COLOMBO - Marxist leader Anura Kumara Dissanayake was sworn in as Sri Lanka’s president on Monday after an election that saw voters reject an old guard accused of leading the country into economic crisis.

“We have deeply understood that we are going to get a challenging country,” Dissanayake said. “We don’t believe that a government, a single party or an individual would be able to resolve this deep crisis.

He’s the ninth person to hold Sri Lanka’s powerful executive presidency, created in 1978 when a new constitution expanded the office’s powers.
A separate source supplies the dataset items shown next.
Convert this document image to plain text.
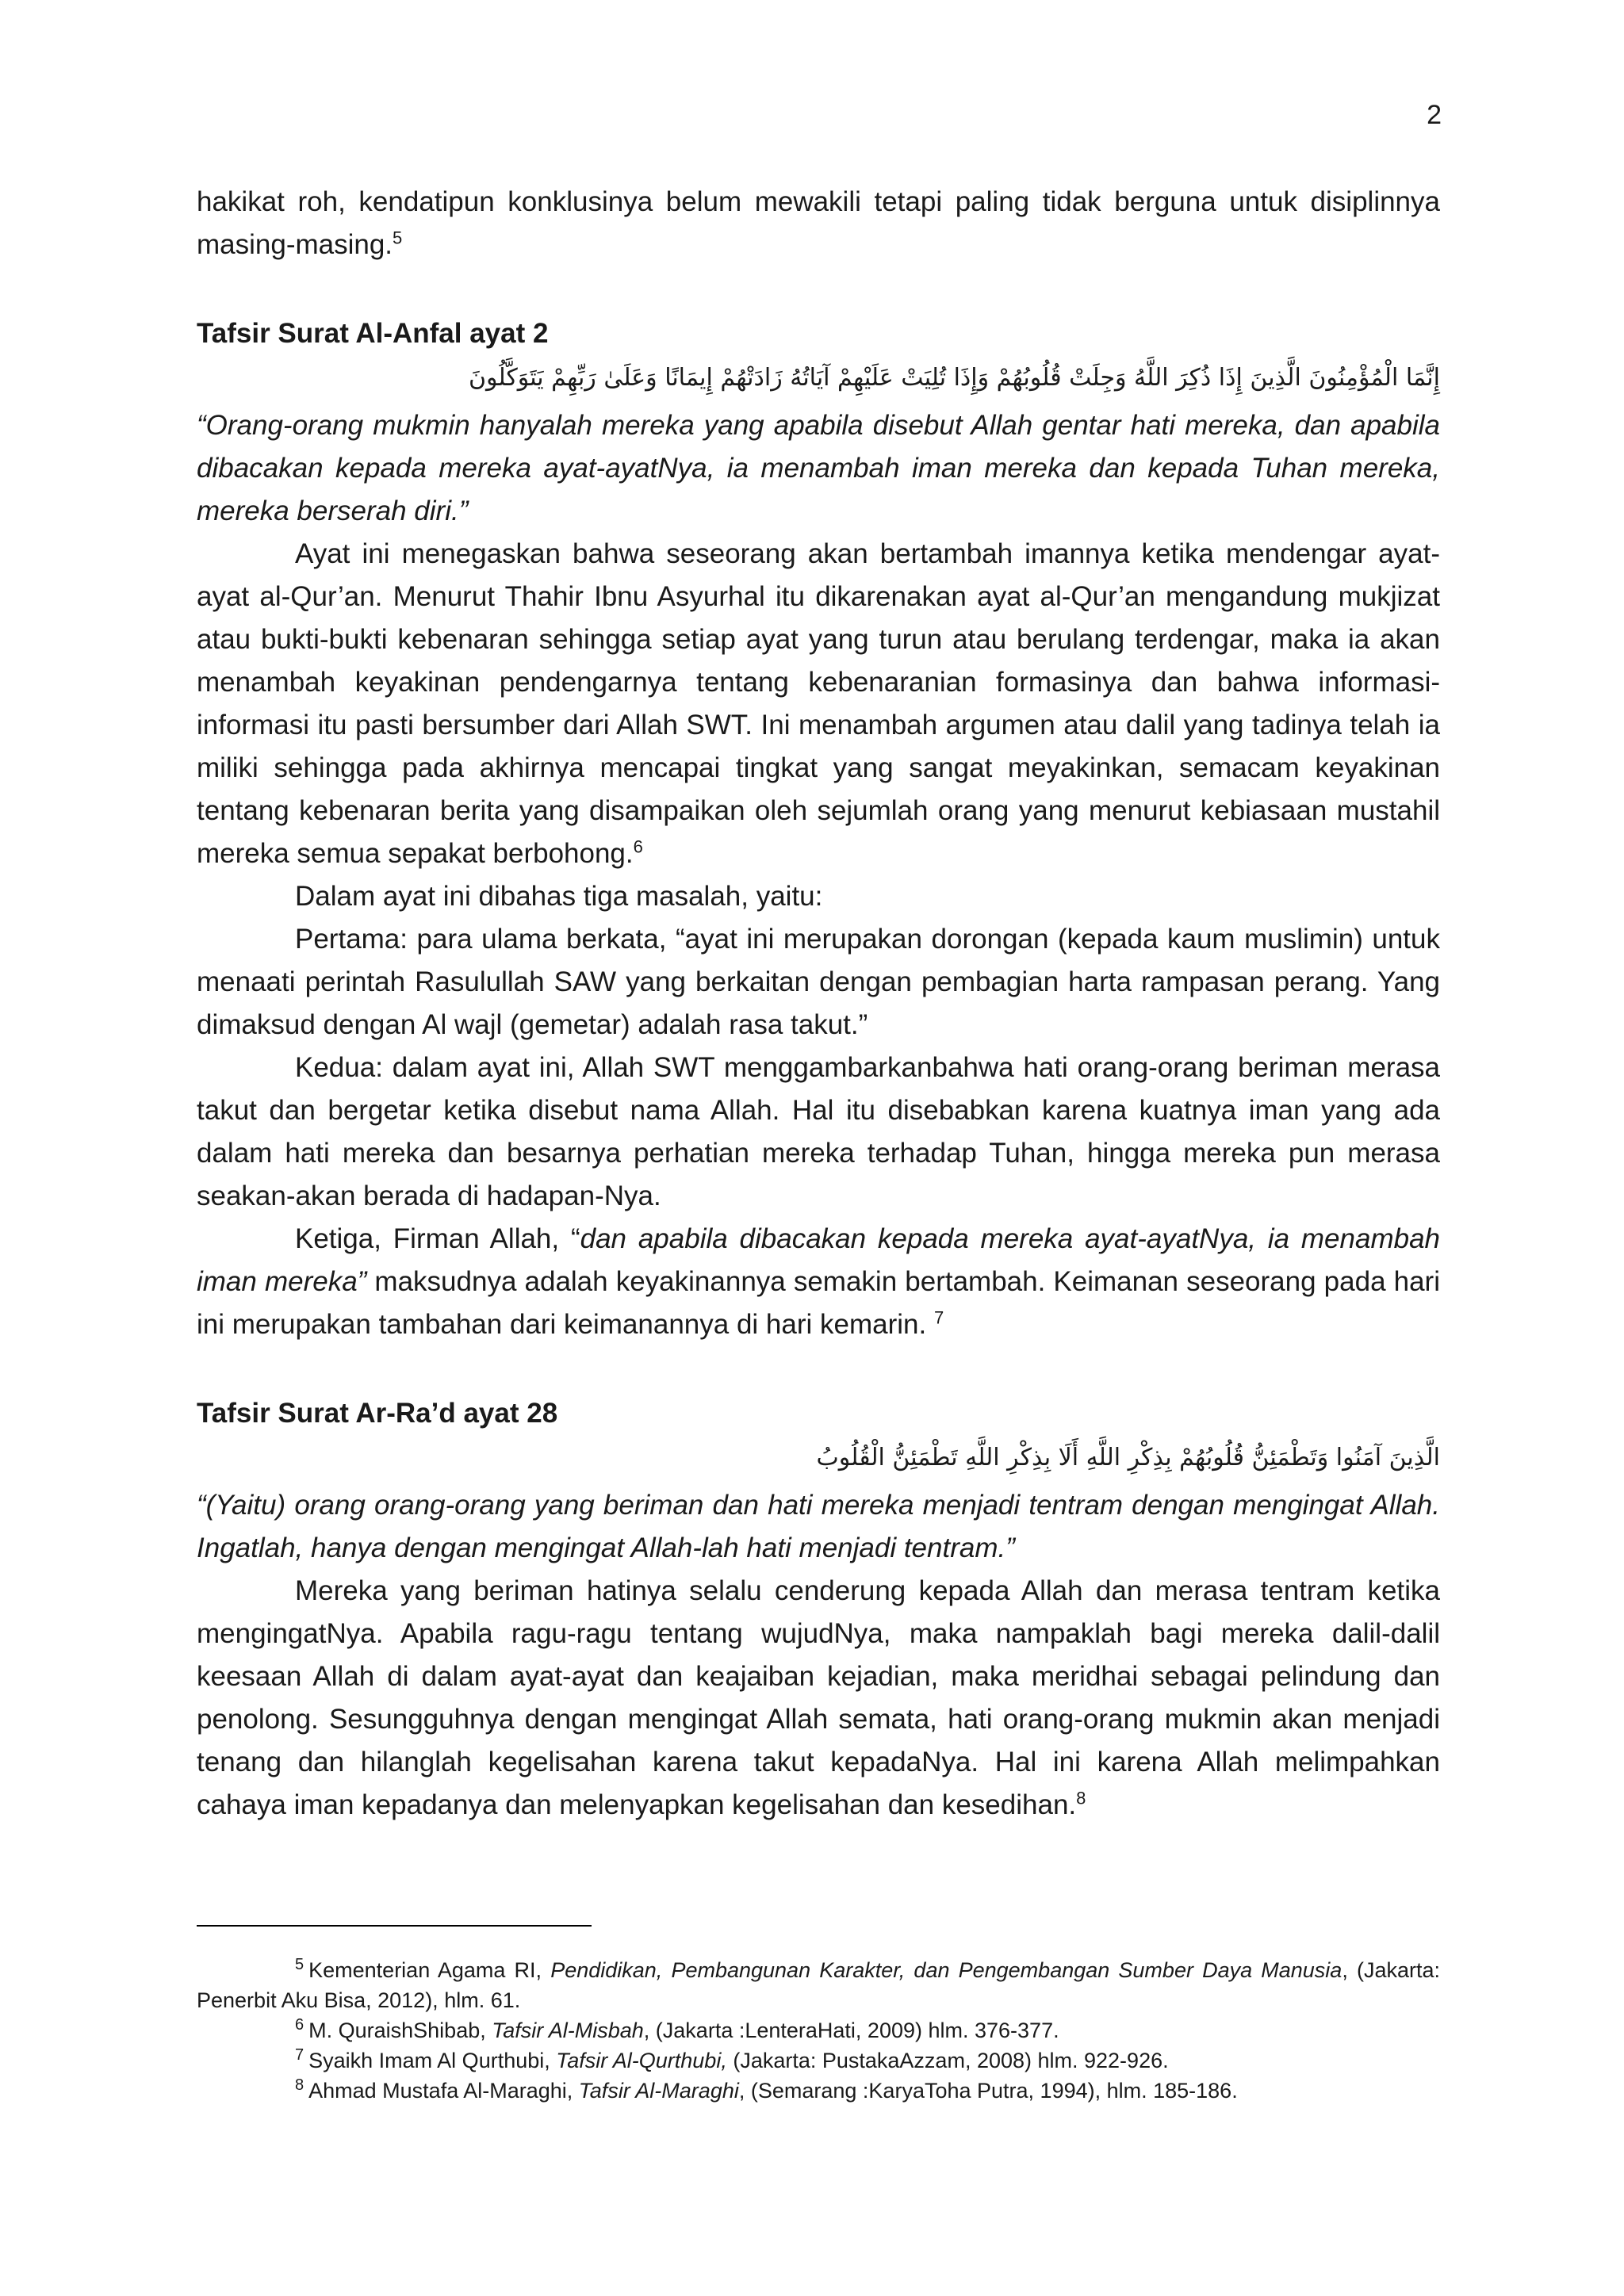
2

hakikat roh, kendatipun konklusinya belum mewakili tetapi paling tidak berguna untuk disiplinnya masing-masing.$^5$

Tafsir Surat Al-Anfal ayat 2
إِنَّمَا الْمُؤْمِنُونَ الَّذِينَ إِذَا ذُكِرَ اللَّهُ وَجِلَتْ قُلُوبُهُمْ وَإِذَا تُلِيَتْ عَلَيْهِمْ آيَاتُهُ زَادَتْهُمْ إِيمَانًا وَعَلَىٰ رَبِّهِمْ يَتَوَكَّلُونَ

“Orang-orang mukmin hanyalah mereka yang apabila disebut Allah gentar hati mereka, dan apabila dibacakan kepada mereka ayat-ayatNya, ia menambah iman mereka dan kepada Tuhan mereka, mereka berserah diri.”

Ayat ini menegaskan bahwa seseorang akan bertambah imannya ketika mendengar ayat-ayat al-Qur’an. Menurut Thahir Ibnu Asyurhal itu dikarenakan ayat al-Qur’an mengandung mukjizat atau bukti-bukti kebenaran sehingga setiap ayat yang turun atau berulang terdengar, maka ia akan menambah keyakinan pendengarnya tentang kebenaranian formasinya dan bahwa informasi-informasi itu pasti bersumber dari Allah SWT. Ini menambah argumen atau dalil yang tadinya telah ia miliki sehingga pada akhirnya mencapai tingkat yang sangat meyakinkan, semacam keyakinan tentang kebenaran berita yang disampaikan oleh sejumlah orang yang menurut kebiasaan mustahil mereka semua sepakat berbohong.$^6$

Dalam ayat ini dibahas tiga masalah, yaitu:

Pertama: para ulama berkata, “ayat ini merupakan dorongan (kepada kaum muslimin) untuk menaati perintah Rasulullah SAW yang berkaitan dengan pembagian harta rampasan perang. Yang dimaksud dengan Al wajl (gemetar) adalah rasa takut.”

Kedua: dalam ayat ini, Allah SWT menggambarkanbahwa hati orang-orang beriman merasa takut dan bergetar ketika disebut nama Allah. Hal itu disebabkan karena kuatnya iman yang ada dalam hati mereka dan besarnya perhatian mereka terhadap Tuhan, hingga mereka pun merasa seakan-akan berada di hadapan-Nya.

Ketiga, Firman Allah, “dan apabila dibacakan kepada mereka ayat-ayatNya, ia menambah iman mereka” maksudnya adalah keyakinannya semakin bertambah. Keimanan seseorang pada hari ini merupakan tambahan dari keimanannya di hari kemarin. $^7$

Tafsir Surat Ar-Ra’d ayat 28
الَّذِينَ آمَنُوا وَتَطْمَئِنُّ قُلُوبُهُمْ بِذِكْرِ اللَّهِ أَلَا بِذِكْرِ اللَّهِ تَطْمَئِنُّ الْقُلُوبُ

“(Yaitu) orang orang-orang yang beriman dan hati mereka menjadi tentram dengan mengingat Allah. Ingatlah, hanya dengan mengingat Allah-lah hati menjadi tentram.”

Mereka yang beriman hatinya selalu cenderung kepada Allah dan merasa tentram ketika mengingatNya. Apabila ragu-ragu tentang wujudNya, maka nampaklah bagi mereka dalil-dalil keesaan Allah di dalam ayat-ayat dan keajaiban kejadian, maka meridhai sebagai pelindung dan penolong. Sesungguhnya dengan mengingat Allah semata, hati orang-orang mukmin akan menjadi tenang dan hilanglah kegelisahan karena takut kepadaNya. Hal ini karena Allah melimpahkan cahaya iman kepadanya dan melenyapkan kegelisahan dan kesedihan.$^8$

$^5$ Kementerian Agama RI, Pendidikan, Pembangunan Karakter, dan Pengembangan Sumber Daya Manusia, (Jakarta: Penerbit Aku Bisa, 2012), hlm. 61.
$^6$ M. QuraishShibab, Tafsir Al-Misbah, (Jakarta :LenteraHati, 2009) hlm. 376-377.
$^7$ Syaikh Imam Al Qurthubi, Tafsir Al-Qurthubi, (Jakarta: PustakaAzzam, 2008) hlm. 922-926.
$^8$ Ahmad Mustafa Al-Maraghi, Tafsir Al-Maraghi, (Semarang :KaryaToha Putra, 1994), hlm. 185-186.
However, Dayan Jayatilleka, a former diplomat and political analyst said Dissanayake could face challenges as the first president to enter office without a majority of the vote.

“It’s not an insurmountable obstacle,” said Jayatilleke, but said he will have to “engage as much as possible in politics of consensus.”

Dissanayake’s coalition is led by the Janatha Vimukthi Peramuna, or People’s Liberation Front, a Marxist party that waged two unsuccessful armed insurrections in the 1970s and 1980s to capture power through socialist revolution. After its defeat, the JVP entered democratic politics in 1994 and has been mostly in opposition since then. However, they have supported several previous presidents and been part of governments briefly.

The NPP also includes groups representing academics, civil society movements, artists, lawyers and students.

Just before the swearing in, Prime Minister Dinesh Gunawardena resigned, clearing the way for the new president to appoint a prime minister and a cabinet.

Chinese president Xi Jinping congratulated Dissanayake on his victory, saying on Monday that China looks forward to working together “to jointly carry forward our traditional friendship.” The U.S. and India previously congratulated Dissanayake.

Dissanayake was first elected to Parliament in 2000 and briefly held the portfolio of agriculture and irrigation minister under President Chandrika Kumaratunga. He ran for president for the first time in 2019 and lost to Rajapaksa.

Dissanayake’s first major challenge will be to act on his campaign promise to ease the crushing austerity measures imposed by his predecessor Wickremesinghe under a relief agreement with the International Monetary Fund.

Wickremesinghe has warned that any move to alter the basics of the agreement could delay the release of a fourth tranche of nearly $3 billion.

That economic crisis resulted from excessive borrowing to fund projects that did not generate revenue, the impact of the COVID-19 pandemic, and the government’s insistence on using scarce foreign reserves to prop up its currency, the rupee.

Dissanayake has also vowed to dissolve parliament, where his party holds only three of 225 seats.